For those of us who have experienced real evil in this life, the subject of today’s musings makes perfect sense. For others, perhaps it’s confusing–and so I shall explain. Many years ago I was watching a programme on television with a Quaker friend (no pun intended). The programme concerned the Holocaust. I remember turning to Doug and saying, “How did the country of Bach, Goethe, Beethoven and others, not only follow Hitler and Nazism, but then carry out some of the most collective demonic actions of any society in history? It was all so patently evil!”
Doug’s reply, from 40 years ago, has stayed with me: “In order to get good people to do evil, you simply tell them that what they are doing is good.” (Yeah, I know, it sounds too simple. Read on.) “You dress it up, turn it into a noble cause (MAGA) and tell them what they are doing (mass shootings, gassings, etc.) is for the ultimate good of society and its future greatness.” Although apparently simple, Doug’s words have proven true. Here are some comparisons: Jews in Hitler’s Germany were compared to sewer rats who carried disease. (Have you noticed how, when one race or ethnic group denigrates another, the very first description they use is ‘dirty’? Dirty Jew, dirty n****r, dirty gypsies, gooks, wops and on it goes.) In America, immigrants are described as disease-carrying, criminals, etc. The answer: build a “Big, beautiful wall!” Keep the filthy, disease-ridden vermin out of pure, white America! And the original native population live in disenfranchised poverty on ‘reservations’ carved out by their conquerors. And African-Americans, whose forebears did not step off their boats onto Plymouth Rock, are blamed for their poverty, lack of higher education and blah-blah-blah. Blaming the victims is all part of the nature of evil.
And look at the Trump Tribe: beautiful people (by American standards): rich, well-dressed, tanned (well, orange in one case). How easily they and their close associates call for marshal law, beheadings for Fauci and those who have true concerns for the health of the American people, imprisonment for their political opponents (who are now depicted as enemies of the state). How they extol the armed white militias in their ridiculous uniforms. The Nazis had their well-tailored uniforms, torch-light parades and Speer’s “palace of light” at the Nuremburg rally grounds. Aryans were depicted in art and film as the epitome of humanity. Hitlerism provided great spectacles and good entertainment value. It all appeared wonderful.
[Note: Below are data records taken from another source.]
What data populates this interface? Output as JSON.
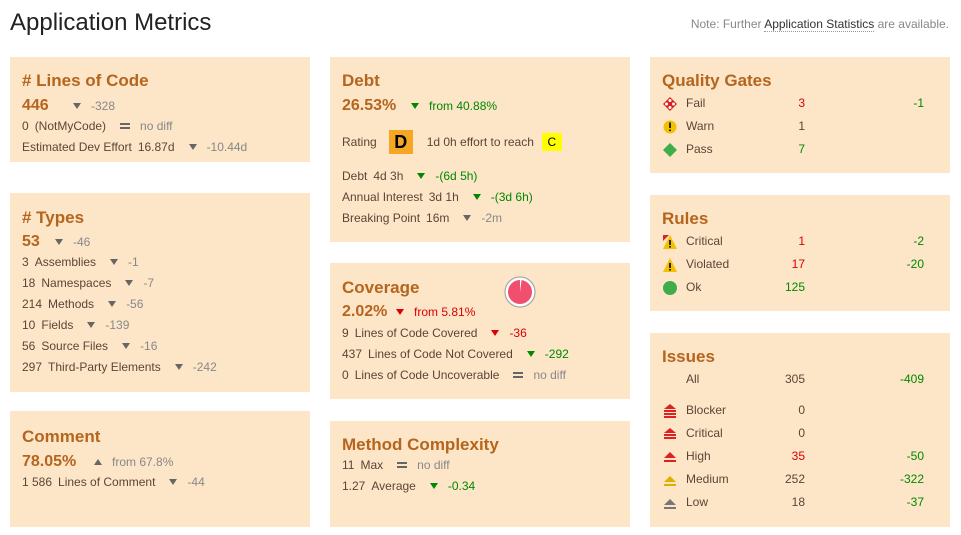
{
  "header": {
    "title": "Application Metrics",
    "note_prefix": "Note: Further",
    "note_link": "Application Statistics",
    "note_suffix": "are available."
  },
  "loc": {
    "title": "# Lines of Code",
    "value": "446",
    "diff": "-328",
    "notmycode_value": "0",
    "notmycode_label": "(NotMyCode)",
    "notmycode_diff": "no diff",
    "effort_label": "Estimated Dev Effort",
    "effort_value": "16.87d",
    "effort_diff": "-10.44d"
  },
  "types": {
    "title": "# Types",
    "value": "53",
    "diff": "-46",
    "rows": [
      {
        "value": "3",
        "label": "Assemblies",
        "diff": "-1"
      },
      {
        "value": "18",
        "label": "Namespaces",
        "diff": "-7"
      },
      {
        "value": "214",
        "label": "Methods",
        "diff": "-56"
      },
      {
        "value": "10",
        "label": "Fields",
        "diff": "-139"
      },
      {
        "value": "56",
        "label": "Source Files",
        "diff": "-16"
      },
      {
        "value": "297",
        "label": "Third-Party Elements",
        "diff": "-242"
      }
    ]
  },
  "comment": {
    "title": "Comment",
    "value": "78.05%",
    "from": "from 67.8%",
    "lines_value": "1 586",
    "lines_label": "Lines of Comment",
    "lines_diff": "-44"
  },
  "debt": {
    "title": "Debt",
    "value": "26.53%",
    "from": "from 40.88%",
    "rating_label": "Rating",
    "rating_grade": "D",
    "effort_text": "1d 0h effort to reach",
    "target_grade": "C",
    "debt_label": "Debt",
    "debt_value": "4d 3h",
    "debt_diff": "-(6d 5h)",
    "interest_label": "Annual Interest",
    "interest_value": "3d 1h",
    "interest_diff": "-(3d 6h)",
    "breaking_label": "Breaking Point",
    "breaking_value": "16m",
    "breaking_diff": "-2m"
  },
  "coverage": {
    "title": "Coverage",
    "value": "2.02%",
    "from": "from 5.81%",
    "pie_fraction": 0.0202,
    "covered_value": "9",
    "covered_label": "Lines of Code Covered",
    "covered_diff": "-36",
    "notcovered_value": "437",
    "notcovered_label": "Lines of Code Not Covered",
    "notcovered_diff": "-292",
    "uncoverable_value": "0",
    "uncoverable_label": "Lines of Code Uncoverable",
    "uncoverable_diff": "no diff"
  },
  "complexity": {
    "title": "Method Complexity",
    "max_value": "11",
    "max_label": "Max",
    "max_diff": "no diff",
    "avg_value": "1.27",
    "avg_label": "Average",
    "avg_diff": "-0.34"
  },
  "quality_gates": {
    "title": "Quality Gates",
    "rows": [
      {
        "label": "Fail",
        "value": "3",
        "diff": "-1"
      },
      {
        "label": "Warn",
        "value": "1",
        "diff": ""
      },
      {
        "label": "Pass",
        "value": "7",
        "diff": ""
      }
    ]
  },
  "rules": {
    "title": "Rules",
    "rows": [
      {
        "label": "Critical",
        "value": "1",
        "diff": "-2"
      },
      {
        "label": "Violated",
        "value": "17",
        "diff": "-20"
      },
      {
        "label": "Ok",
        "value": "125",
        "diff": ""
      }
    ]
  },
  "issues": {
    "title": "Issues",
    "all_label": "All",
    "all_value": "305",
    "all_diff": "-409",
    "rows": [
      {
        "label": "Blocker",
        "value": "0",
        "diff": ""
      },
      {
        "label": "Critical",
        "value": "0",
        "diff": ""
      },
      {
        "label": "High",
        "value": "35",
        "diff": "-50"
      },
      {
        "label": "Medium",
        "value": "252",
        "diff": "-322"
      },
      {
        "label": "Low",
        "value": "18",
        "diff": "-37"
      }
    ]
  },
  "colors": {
    "card_bg": "#fde5c8",
    "accent": "#b5651d",
    "negative": "#dd0000",
    "positive": "#008800"
  }
}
If we could play the film of human history and our individual lives backwards, I would like to think that it would change most of us in fundamental ways. But, as Kierkegaard once wrote, “We remember life backwards, but we must live it forwards.” We cannot see the true ugliness of evil’s intent and actions until it is too late. We can only see its apparent beauty–unless we look behind the curtain; read, learn, study and question both our motives and the motives of others. Trump and his fellow criminals have histories–we must examine and learn–or simply be sucked down the toilet of collective misery. Upwards of 45 million human beings died in the Second World War due to the rise of facism in the 1920s and 30s. What have we, as collective humanity learned? Yet here it is again being glamourized, beautified and depicted as true patriotism, while any and all who have different opinions are being demonized. It’s enough to make a thinking person cry. The outcome rests on our individual ‘yes’ or ‘no’. To quote John Henry Newman: “We can believe what we choose; we are answerable for what we choose to believe.”